Selanjutnya etnis Batak yang menempuh kebudayaan menurut kepribadiannya sendiri dan adanya perubahan zaman tidak mempengaruhi kepribadian itu karena orang-orang Batak
dikota pun tetap berpegang teguh kepada filsafat leluhur Napitupulu dalam Kartika, 2004. Secara kepribadian orang Batak memiliki sikap dan pembawaan yang agak menonjol dan
terkadang dominan dalam berargumentasi dan cenderung memaksakan kehendak dan ingin menang sendiri dalam tingkah laku seolah-olah menunjukkan sifat dan ciri khas. Terdorong
oleh keadaan itu menimbulkan sifat yang superioritas selalu tampak, apalagi berhubungan dengan orang lain.

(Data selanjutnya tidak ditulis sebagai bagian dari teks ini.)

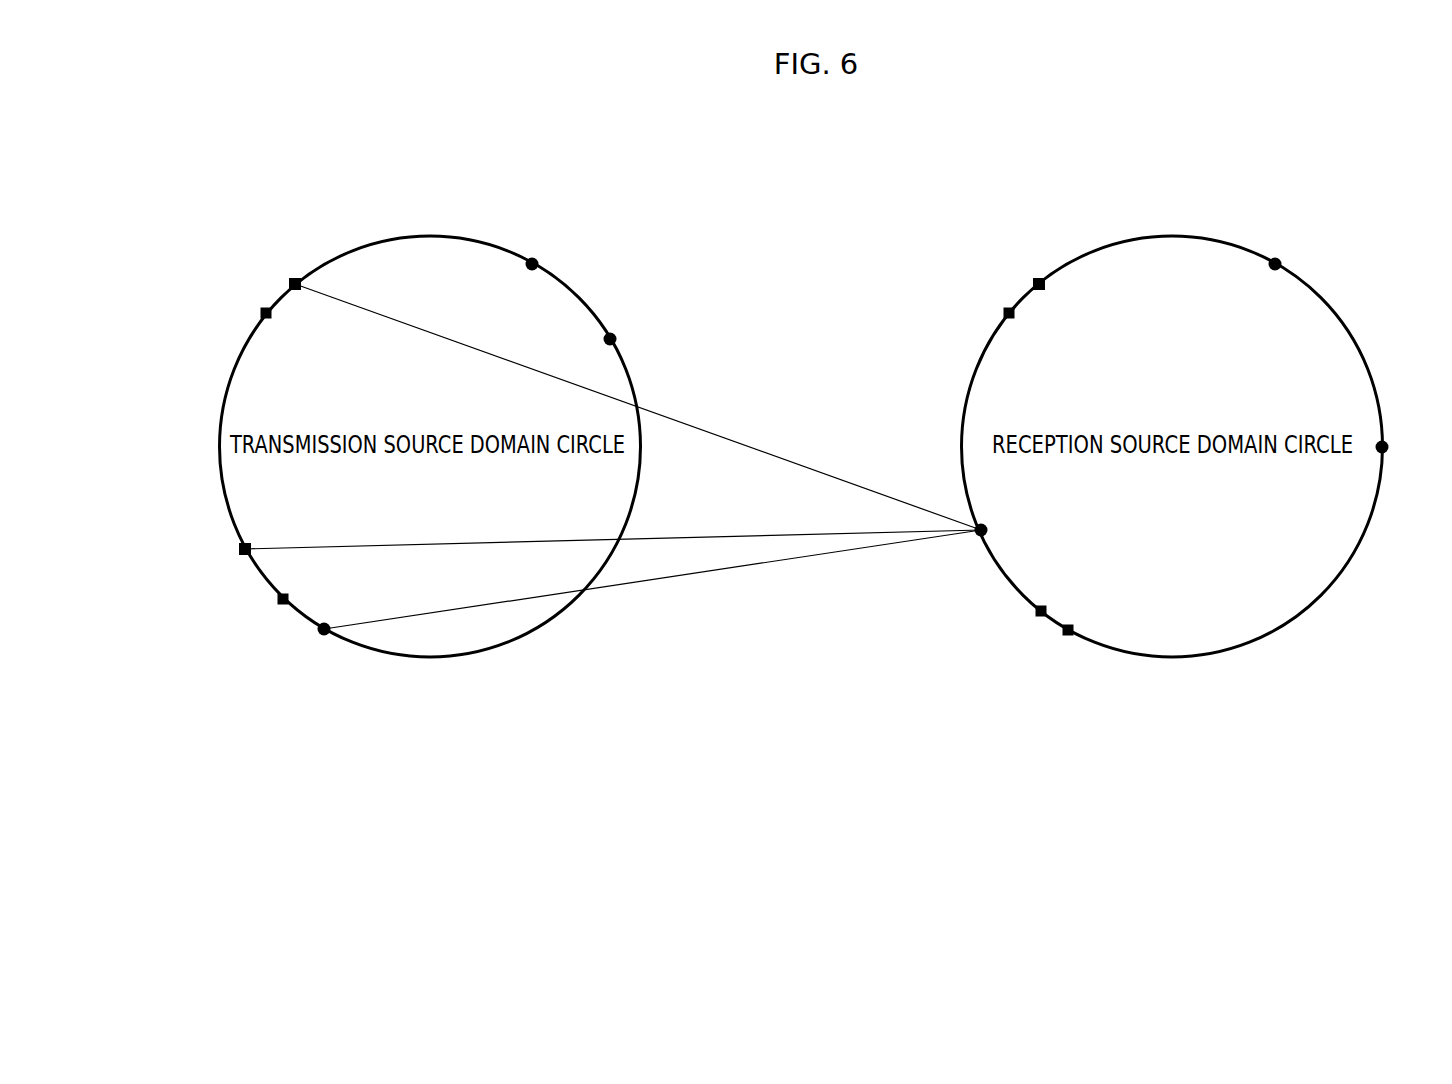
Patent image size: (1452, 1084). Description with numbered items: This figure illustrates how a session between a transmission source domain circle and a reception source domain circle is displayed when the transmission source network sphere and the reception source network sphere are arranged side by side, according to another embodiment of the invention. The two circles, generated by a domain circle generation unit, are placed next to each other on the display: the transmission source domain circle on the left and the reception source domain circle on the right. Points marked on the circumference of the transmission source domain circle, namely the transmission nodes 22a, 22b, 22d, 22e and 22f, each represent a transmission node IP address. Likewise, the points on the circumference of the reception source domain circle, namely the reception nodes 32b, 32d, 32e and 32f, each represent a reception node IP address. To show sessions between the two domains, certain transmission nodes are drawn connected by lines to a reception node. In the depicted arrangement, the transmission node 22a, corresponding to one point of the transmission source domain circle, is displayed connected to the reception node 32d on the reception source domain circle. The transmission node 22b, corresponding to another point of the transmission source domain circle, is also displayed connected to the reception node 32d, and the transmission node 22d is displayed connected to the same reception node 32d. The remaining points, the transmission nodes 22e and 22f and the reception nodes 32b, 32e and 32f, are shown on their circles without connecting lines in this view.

The transmission node 22a is at (322, 630).
The transmission node 22b is at (243, 549).
The transmission node 22d is at (293, 281).
The transmission node 22e is at (610, 336).
The transmission node 22f is at (532, 262).
The reception node 32b is at (1037, 283).
The reception node 32d is at (977, 535).
The reception node 32e is at (1275, 261).
The reception node 32f is at (1390, 450).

Sejajar dengan pengaruh Kristen pada pertengahan abad ke-19 yang lalu masuklah sistem pendidikan sekolah yang membuka kebudayaan Batak untuk pengaruh dari luar
dengan kecepatan yang amat besar. Salah satu kekuatan dari orang Batak sebagai suatu sub suku bangsa adalah bahwa mereka itu memiliki suatu organisasi berdasarkan agama yang
kuat ialah HKBP Huria Kristen Batak Protestan. Organisasi ini mempersatukan semua orang Batak yang beragama Kristen, dapat melakukan penyebarluasan terhadap adat istiadat
Batak, dapat menghilangkan unsur-unsur didalamnya yang kolot dan menghambat kemajuan serta dapat mendorong timbulnya suatu sikap mental yang cocok untuk pembangunan
Koentjaraningrat, 2007. Selanjutnya Koentjaraningrat 2007 mengatakan bahwa konsep dasar kebudayaan
Batak adalah Dalihan Na Tolu yang dihayati sebagai sistem kognitif yang memberikan pedoman bagi orientasi setiap orang Batak yang menentukan persepsi dan definisi terhadap
realitas. Dari sudut pendekatan kebudayaan, Dalihan Na Tolu dapat menjadi potensi yang didayagunakan untuk mengetahui, memahami dan juga mengambil sikap terhadap apa yang
dipahami dan diketahuinya. Kajian mendalam membuktikan bahwa Dalihan Na Tolu tidak terlepas dari konsep religi Batak tua, yang didasarkan pada prinsip tritunggal atau sitolu sada
ihot konsep tiga dalam satu yang mencakup kehidupan spiritual, sosial, moral dan material. Dalihan Nan Tolu tidak hanya dijumpai ditengah masyarakat Batak Toba, tetapi juga
ditengah masyarakat Batak lainnya P.L. Situmeang, 2007 Dari paparan diatas, pada dasarnya terlihat kesamaan antara etnis Tionghoa dan Etnis
Batak. Namun terdapat faktor –faktor seperti dilema minoritas pada masyarakat Tionghoa Suryadinata, 1984 yang memungkinkan terjadinya perbedaan kesenjangan motif berprestasi
dengan etnis Tionghoa. Menurut Wilmoth Martaniah, 1998 etnis Tionghoa dibandingkan dengan warga pribumi lebih kompetitif, mempunyai usaha yang besar dan sangat
mengusahakan prestasi dan memiliki tingkat aspirasi yang tinggi. Selanjutnya hal ini terjadi karena adanya perbedaan dalam pengasuhan anak. Pada kedua perbedaan tersebut, orangtua
turunan Tionghoa lebih banyak meminta kepada anaknya untuk berusaha mencapai prestasi dan sukses, sedangkan orangtua pribumi lebih longgar, mereka tidak menekankan
permintaan-permintaan kepada anaknya. Atas dasar penemuan itu Wilmoth Martaniah,1998 berpendapat bahwa etnis Tionghoa memiliki need achievement yang tinggi.
Didalam kenyataannya dari hasil wawancara dengan para karyawan Citi Financial terdapat kesenjangan motivasi berprestasi antara karyawan etnis Batak dan karyawan etnis
Tionghoa, sedangkan dari paparan diatas berdasarkan pendapat para ahli dan temuan-temuan dalam penelitian dapat dikatakan bahwa need of achievement antara etnis Batak dan etnis
Tionghoa seharusnya tidak memiliki perbedaan. Berkaitan dengan konteks ini maka peneliti tertarik untuk membuktikan tentang sejauh mana derajat perbedaan achievement karyawan di
Citi Fianancial tersebut dan faktor-faktor apa yang mempengaruhi perbedaannya.